Townland in County Cavan, Ireland

Gubnafarna (Irish derived place name, Gob na Fearna, meaning ‘The Headland of the Alder Trees’) is a townland in the civil parish of Kinawley, barony of Tullyhaw, County Cavan, Ireland.

==Geography==

Gubnafarna is bounded on the west by Binkeeragh and Knockroe (Kinawley) townlands and on the east by Aghaboy (Kinawley), Gorteennaglogh, Gubrimmaddera and Knockranny townlands. Its chief geographical features are mountain streams; forestry plantations; dug wells and spring wells. Gubnafarna is traversed by minor public roads and rural lanes. The townland covers 245 statute acres.

==History==

In 1720 Morley Saunders was in possession. He leased his interest in Gobnafafarna, alias Gobbinefinna to Colonel John Enery of Bawnboy by deeds dated 23 and 24 December 1720.

A deed by Thomas Enery dated 29 Jan 1735 includes the lands of Gubnefarna.

A deed dated 13 Nov 1738 includes: Gobninefinna.

A deed dated 13 September 1774 by John Enery spells the townland as Gobnafarna otherwise Gubnafarna.

The 1821 Census of Ireland spells the name as Gubnafarna and Gartnafeerna.

The Tithe Applotment Books 1834 spell the name as Gubnafarna.

The Gubnafarna Valuation Office Field books are available for 1838.

Griffith's Valuation lists thirteen landholders in the townland.

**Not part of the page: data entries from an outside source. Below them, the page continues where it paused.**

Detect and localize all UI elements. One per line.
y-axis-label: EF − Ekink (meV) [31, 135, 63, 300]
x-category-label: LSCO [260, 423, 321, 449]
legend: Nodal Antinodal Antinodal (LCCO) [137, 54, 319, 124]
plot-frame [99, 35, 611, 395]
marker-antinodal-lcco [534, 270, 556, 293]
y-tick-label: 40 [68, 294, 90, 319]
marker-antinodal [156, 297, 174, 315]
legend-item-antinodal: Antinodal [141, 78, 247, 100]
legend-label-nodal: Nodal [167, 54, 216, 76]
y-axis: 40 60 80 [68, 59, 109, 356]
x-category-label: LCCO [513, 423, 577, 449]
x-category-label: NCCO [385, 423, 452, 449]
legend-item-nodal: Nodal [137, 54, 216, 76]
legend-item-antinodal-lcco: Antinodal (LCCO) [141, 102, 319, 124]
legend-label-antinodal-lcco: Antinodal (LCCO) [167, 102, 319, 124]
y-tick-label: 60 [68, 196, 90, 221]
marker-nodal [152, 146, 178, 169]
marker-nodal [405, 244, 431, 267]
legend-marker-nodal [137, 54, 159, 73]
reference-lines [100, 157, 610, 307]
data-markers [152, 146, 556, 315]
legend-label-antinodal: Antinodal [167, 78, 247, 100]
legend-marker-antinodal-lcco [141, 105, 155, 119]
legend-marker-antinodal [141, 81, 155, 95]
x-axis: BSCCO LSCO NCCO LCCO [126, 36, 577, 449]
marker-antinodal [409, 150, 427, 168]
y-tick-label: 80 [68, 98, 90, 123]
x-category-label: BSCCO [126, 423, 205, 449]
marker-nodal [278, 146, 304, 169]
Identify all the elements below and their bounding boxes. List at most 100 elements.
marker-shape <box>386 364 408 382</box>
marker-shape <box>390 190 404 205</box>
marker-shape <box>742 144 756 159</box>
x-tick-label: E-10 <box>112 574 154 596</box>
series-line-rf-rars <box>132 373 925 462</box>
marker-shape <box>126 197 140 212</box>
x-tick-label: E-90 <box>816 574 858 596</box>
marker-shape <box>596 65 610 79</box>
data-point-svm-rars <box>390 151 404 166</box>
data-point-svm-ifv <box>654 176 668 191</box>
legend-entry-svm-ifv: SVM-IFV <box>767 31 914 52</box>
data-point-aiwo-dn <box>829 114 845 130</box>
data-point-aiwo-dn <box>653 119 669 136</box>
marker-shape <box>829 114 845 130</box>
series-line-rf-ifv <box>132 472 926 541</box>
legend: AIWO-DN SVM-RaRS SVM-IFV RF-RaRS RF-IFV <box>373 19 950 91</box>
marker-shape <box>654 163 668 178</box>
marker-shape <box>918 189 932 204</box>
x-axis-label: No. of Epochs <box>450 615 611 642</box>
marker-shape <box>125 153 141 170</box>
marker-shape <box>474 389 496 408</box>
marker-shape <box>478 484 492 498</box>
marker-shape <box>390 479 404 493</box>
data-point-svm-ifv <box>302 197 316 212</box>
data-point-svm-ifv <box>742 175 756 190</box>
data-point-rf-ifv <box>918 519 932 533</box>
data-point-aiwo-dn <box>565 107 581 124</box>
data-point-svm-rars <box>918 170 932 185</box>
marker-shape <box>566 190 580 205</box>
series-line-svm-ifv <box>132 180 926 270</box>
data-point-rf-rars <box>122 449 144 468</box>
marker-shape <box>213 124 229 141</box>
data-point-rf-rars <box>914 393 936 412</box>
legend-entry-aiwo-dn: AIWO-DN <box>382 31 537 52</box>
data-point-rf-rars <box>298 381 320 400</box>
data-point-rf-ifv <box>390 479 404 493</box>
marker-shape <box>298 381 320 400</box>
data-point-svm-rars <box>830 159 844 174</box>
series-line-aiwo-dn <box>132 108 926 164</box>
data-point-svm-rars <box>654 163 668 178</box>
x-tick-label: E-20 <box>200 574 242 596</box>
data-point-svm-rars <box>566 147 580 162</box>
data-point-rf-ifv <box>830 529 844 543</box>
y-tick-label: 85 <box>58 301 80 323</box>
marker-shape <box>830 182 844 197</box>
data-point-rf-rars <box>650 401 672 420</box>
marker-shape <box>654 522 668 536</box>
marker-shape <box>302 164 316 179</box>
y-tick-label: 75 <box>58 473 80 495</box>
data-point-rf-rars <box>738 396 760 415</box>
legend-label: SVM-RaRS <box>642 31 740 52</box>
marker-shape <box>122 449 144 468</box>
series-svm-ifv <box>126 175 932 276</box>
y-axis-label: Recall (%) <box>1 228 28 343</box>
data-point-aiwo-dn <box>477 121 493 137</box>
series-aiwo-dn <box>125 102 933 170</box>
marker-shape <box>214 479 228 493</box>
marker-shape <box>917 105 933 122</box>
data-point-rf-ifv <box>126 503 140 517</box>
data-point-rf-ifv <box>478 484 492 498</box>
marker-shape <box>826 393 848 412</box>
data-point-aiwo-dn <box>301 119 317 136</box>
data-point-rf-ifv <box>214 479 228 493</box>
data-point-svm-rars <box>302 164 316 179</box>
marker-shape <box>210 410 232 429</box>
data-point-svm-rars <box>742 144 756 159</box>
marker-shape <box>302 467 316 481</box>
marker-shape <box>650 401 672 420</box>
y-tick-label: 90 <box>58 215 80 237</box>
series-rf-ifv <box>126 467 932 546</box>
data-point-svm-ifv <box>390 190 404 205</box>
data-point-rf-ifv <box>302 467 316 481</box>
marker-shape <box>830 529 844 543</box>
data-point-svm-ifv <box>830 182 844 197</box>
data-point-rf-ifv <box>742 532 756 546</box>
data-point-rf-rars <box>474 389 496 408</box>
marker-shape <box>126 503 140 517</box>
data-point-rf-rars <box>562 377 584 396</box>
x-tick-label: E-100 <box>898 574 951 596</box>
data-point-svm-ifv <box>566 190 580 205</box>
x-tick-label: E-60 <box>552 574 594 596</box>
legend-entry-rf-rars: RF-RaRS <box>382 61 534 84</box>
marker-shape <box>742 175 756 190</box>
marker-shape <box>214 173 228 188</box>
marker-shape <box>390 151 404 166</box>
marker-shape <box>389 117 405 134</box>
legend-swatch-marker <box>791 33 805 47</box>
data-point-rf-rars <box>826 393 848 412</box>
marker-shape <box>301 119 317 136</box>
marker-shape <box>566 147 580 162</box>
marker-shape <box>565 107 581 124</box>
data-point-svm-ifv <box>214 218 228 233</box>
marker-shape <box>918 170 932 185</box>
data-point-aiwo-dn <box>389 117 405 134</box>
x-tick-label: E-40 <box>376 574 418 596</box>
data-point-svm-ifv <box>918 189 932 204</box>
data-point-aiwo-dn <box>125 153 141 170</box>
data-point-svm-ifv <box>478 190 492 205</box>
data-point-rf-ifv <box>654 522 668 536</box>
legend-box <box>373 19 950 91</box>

The landlord of Gubnafarna in the 19th century was the Hassard Estate.

==Census==

| Year | Population | Males | Females | Total Houses | Uninhabited |
|---|---|---|---|---|---|
| 1841 | 78 | 39 | 39 | 13 | 0 |
| 1851 | 60 | 35 | 25 | 10 | 0 |
| 1861 | 69 | 32 | 37 | 12 | 0 |
| 1871 | 62 | 29 | 33 | 13 | 1 |
| 1881 | 74 | 40 | 34 | 13 | 0 |
| 1891 | 75 | 36 | 39 | 13 | 1 |

In the Census of Ireland 1821, there were nine households in the townland.

In the 1901 census of Ireland, there were fourteen families listed in the townland.

In the 1911 census of Ireland, there were twelve families listed in the townland.